McDowell and other outdoorsmen agree that this is the latest trails have been closed by snow in the Eagle Caps in many years. Some people are saying that trails in the Eagle Caps have not been so clogged with snow this late since 1949.
Fred Barstad of Enterprise, the author of many regional hiking books, said that most lakes in the Eagle Cap area are inaccessible because the snow line is at 7,000 feet. Virtually all Eagle Cap lakes are above 7,000 feet.
Conditions are further exasperated by stream flows unusually high for this time of year because of a late snow melt, Bardstad said. Many trails are inaccessible because the streams are impossible to cross.
Taking stock animals across high streams is not a good idea. People taking horses and mules over snow are putting them at risk, McDowell emphasized.
He explained that snow is now hard on top but often soft below because it is being eroded by water. Stock animals can seriously injure themselves by falling through and then struggling to get out of the snow.
Dick Walker of Union, also a member of the Blue Mountain Back Country Riders, agrees that snow poses a significant hazard for stock animals this time of year. People can be deceived because they can easily walk on the snow but their heavier stock animals can’t.
Walker said snow is usually not a problem for stock animals in the late fall and early winter when it is softer and they can easily step through it.
Conditions are also poor for stock animals because there is little for them to eat, McDowell said. Grasses and other vegetation have been slow to appear because of extended winter-like conditions.

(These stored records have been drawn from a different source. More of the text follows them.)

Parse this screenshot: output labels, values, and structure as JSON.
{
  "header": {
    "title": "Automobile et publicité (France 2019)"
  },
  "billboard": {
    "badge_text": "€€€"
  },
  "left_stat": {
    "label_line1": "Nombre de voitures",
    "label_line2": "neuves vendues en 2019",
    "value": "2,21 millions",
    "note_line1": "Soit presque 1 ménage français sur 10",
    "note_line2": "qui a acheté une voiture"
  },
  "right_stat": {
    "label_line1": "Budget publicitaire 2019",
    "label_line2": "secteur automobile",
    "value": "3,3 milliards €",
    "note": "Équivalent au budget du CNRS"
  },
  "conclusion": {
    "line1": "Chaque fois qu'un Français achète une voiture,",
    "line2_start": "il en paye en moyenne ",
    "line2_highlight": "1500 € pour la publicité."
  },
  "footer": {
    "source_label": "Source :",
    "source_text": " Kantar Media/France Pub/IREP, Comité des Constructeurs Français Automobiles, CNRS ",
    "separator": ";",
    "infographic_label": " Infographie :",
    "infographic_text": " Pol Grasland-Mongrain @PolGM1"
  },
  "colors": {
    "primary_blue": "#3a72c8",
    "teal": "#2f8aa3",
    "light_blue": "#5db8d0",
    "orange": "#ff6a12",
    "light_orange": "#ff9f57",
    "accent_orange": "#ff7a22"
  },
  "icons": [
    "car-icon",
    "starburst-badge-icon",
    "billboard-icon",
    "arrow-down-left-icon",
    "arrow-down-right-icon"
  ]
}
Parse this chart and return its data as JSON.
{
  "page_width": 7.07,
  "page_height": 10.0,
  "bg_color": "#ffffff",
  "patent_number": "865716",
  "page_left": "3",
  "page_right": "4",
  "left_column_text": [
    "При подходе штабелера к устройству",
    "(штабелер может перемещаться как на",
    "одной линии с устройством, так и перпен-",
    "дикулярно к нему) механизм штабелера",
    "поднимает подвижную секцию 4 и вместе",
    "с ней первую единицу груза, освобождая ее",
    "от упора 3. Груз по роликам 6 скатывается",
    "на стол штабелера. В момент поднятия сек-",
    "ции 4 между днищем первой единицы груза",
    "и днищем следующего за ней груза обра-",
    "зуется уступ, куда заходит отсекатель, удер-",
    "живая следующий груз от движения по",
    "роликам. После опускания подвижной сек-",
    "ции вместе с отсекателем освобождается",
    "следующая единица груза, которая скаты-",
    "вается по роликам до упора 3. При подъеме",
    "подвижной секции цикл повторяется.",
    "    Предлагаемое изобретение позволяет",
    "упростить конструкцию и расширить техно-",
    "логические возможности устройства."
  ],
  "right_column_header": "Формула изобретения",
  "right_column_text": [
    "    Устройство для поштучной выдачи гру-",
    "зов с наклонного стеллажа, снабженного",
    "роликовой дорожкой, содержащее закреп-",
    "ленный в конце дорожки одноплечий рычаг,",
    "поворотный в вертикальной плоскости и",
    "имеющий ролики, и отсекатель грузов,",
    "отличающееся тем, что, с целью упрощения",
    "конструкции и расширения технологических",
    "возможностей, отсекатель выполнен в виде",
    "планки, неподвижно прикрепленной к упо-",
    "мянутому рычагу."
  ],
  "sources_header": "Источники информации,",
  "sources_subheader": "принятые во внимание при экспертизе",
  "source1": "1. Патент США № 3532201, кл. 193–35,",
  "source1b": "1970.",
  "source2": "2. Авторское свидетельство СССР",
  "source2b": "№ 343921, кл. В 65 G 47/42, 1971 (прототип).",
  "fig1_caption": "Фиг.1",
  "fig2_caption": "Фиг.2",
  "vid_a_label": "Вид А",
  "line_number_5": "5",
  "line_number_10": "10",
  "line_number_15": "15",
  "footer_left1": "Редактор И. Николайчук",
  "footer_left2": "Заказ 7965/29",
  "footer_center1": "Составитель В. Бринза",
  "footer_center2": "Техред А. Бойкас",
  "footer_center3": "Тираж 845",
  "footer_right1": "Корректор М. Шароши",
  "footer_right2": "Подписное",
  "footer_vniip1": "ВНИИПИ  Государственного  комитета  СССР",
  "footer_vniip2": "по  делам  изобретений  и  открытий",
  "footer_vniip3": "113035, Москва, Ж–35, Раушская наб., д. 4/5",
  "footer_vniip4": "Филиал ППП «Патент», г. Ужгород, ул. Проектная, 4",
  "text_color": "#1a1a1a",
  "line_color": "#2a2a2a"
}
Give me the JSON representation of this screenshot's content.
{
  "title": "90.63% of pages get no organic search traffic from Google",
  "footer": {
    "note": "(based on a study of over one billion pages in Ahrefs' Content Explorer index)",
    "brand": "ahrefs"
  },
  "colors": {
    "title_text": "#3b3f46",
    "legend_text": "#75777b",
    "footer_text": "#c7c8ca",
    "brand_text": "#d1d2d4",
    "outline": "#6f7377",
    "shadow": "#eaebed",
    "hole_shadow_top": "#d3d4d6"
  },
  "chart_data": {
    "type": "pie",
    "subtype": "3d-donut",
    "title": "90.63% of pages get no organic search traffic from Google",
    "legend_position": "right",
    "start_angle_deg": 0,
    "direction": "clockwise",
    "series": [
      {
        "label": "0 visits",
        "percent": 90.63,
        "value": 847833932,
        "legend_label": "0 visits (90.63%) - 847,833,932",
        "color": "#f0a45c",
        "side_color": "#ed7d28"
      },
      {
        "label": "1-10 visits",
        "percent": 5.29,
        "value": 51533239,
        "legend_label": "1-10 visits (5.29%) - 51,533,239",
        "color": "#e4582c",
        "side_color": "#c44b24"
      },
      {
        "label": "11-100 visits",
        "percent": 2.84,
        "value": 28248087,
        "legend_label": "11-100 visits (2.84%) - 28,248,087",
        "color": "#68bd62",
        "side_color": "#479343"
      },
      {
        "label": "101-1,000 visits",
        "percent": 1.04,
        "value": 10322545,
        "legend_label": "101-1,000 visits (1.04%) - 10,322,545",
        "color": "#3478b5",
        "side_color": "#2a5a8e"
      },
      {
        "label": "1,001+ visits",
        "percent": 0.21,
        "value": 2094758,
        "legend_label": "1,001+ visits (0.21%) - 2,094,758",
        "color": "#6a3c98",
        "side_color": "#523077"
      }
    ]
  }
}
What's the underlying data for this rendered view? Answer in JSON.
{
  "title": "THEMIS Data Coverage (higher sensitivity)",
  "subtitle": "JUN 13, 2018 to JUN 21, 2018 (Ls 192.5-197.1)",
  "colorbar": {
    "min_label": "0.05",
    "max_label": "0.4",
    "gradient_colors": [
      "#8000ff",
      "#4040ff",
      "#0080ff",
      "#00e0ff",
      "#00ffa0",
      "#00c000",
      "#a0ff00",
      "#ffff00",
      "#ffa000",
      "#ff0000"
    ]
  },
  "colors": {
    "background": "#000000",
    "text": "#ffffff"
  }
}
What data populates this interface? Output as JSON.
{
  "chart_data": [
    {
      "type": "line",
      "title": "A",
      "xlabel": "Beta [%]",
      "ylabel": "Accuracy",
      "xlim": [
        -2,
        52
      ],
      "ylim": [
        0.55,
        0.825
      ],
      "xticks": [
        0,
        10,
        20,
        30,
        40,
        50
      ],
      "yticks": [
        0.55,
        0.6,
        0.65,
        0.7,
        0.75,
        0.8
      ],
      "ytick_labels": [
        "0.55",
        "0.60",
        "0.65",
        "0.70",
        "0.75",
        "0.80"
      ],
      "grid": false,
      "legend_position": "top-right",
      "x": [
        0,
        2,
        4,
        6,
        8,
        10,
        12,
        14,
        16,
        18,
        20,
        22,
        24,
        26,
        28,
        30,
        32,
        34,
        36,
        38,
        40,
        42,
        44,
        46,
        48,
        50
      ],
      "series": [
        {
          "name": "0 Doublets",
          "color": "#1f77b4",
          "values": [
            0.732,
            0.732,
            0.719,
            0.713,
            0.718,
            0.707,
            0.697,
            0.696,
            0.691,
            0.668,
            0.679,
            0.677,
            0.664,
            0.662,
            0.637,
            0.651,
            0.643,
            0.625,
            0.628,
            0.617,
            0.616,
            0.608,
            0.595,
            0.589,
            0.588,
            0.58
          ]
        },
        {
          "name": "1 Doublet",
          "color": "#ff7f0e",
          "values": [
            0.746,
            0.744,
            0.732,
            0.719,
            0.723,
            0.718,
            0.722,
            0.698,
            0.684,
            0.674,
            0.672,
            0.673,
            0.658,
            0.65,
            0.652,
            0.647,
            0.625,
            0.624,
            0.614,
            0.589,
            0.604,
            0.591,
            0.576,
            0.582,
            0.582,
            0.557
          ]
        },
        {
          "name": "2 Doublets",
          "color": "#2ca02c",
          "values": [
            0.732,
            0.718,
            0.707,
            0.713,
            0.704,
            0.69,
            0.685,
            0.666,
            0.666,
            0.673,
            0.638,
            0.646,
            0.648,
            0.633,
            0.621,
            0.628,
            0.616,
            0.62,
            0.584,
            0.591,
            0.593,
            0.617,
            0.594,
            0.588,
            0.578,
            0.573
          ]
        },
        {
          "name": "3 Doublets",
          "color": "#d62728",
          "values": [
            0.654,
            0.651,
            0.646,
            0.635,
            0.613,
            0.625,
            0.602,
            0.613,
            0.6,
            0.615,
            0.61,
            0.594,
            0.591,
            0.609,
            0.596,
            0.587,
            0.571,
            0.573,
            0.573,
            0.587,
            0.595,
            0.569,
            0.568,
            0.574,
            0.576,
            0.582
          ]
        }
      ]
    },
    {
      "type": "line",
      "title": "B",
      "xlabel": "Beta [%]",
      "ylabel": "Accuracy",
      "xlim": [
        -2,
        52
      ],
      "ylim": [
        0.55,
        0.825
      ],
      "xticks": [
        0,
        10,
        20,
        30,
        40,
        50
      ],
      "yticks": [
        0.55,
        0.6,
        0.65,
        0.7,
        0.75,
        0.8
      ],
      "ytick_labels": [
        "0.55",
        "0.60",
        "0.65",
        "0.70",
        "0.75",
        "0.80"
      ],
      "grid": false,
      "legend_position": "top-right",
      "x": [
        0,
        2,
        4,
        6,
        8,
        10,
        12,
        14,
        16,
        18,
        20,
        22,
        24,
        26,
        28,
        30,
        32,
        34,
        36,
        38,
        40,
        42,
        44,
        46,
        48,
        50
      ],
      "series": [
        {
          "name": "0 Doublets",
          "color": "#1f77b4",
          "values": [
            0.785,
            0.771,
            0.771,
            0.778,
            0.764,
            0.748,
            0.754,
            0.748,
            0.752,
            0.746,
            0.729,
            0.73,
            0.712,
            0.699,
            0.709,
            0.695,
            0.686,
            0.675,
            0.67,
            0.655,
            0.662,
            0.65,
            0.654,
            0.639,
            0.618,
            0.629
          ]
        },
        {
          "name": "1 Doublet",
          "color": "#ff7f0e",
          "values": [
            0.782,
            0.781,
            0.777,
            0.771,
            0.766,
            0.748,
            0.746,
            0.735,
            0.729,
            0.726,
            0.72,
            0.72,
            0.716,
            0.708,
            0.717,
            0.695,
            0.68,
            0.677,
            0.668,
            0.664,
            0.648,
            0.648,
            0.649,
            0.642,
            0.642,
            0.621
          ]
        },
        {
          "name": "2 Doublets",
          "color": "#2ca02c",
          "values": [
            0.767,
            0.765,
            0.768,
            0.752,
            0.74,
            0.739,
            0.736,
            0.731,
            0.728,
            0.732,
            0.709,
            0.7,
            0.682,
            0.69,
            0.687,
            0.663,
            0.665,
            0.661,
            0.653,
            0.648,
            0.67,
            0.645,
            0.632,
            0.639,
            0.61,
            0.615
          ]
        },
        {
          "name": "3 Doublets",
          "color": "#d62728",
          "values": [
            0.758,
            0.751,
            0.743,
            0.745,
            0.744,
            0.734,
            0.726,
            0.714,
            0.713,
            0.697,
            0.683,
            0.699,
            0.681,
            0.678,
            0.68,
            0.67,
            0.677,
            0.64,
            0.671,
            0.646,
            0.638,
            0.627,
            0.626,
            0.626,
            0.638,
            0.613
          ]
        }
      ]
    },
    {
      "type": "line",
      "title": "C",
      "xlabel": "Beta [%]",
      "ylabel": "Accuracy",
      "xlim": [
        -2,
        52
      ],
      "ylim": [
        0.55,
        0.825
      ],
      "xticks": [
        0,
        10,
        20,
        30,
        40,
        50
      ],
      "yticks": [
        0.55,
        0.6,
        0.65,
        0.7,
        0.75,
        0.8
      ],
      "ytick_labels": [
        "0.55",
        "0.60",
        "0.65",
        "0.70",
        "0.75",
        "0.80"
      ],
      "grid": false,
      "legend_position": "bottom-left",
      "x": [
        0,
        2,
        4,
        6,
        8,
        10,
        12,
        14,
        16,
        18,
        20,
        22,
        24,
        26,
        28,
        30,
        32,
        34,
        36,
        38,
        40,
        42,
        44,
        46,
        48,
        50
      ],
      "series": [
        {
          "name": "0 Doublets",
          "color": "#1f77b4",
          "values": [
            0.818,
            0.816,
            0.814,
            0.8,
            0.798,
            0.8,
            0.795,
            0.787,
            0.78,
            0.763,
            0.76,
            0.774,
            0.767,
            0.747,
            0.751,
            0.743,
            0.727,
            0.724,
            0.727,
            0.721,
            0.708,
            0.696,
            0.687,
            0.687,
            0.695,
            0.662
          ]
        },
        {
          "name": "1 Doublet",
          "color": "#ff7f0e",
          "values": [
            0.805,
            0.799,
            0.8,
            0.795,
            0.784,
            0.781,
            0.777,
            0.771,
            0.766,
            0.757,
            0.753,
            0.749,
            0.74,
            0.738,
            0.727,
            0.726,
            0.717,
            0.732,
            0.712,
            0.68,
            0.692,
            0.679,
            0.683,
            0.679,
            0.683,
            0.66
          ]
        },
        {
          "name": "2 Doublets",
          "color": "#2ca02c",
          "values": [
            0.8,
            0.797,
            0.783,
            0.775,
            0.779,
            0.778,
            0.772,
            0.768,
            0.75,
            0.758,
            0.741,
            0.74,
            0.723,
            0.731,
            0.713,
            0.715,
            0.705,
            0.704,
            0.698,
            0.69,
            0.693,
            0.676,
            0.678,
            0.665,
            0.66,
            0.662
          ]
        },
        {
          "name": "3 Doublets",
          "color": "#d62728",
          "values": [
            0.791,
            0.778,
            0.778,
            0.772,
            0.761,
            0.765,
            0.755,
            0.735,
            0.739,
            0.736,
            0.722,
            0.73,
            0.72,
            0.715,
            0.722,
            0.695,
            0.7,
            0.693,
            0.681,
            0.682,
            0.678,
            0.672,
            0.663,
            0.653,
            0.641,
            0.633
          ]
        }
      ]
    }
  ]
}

Once things green up, snow disappears and stream levels fall, conditions will still be far from ideal. Many trees are blocking trails in the Eagle Cap due to intense windstorms during the fall and winter.
Walker said that in some areas there are 25 downed trees within a 250-foot-long area.
He attributes this in part to “freak wind patterns’’ during storms in recent years.
Walker has mixed feelings about the snow that remains on the trails. While bad for trail use, the snow is providing badly needed moisture.
“It’s good for the environment. It’s recharging the aquifer,’’ he said.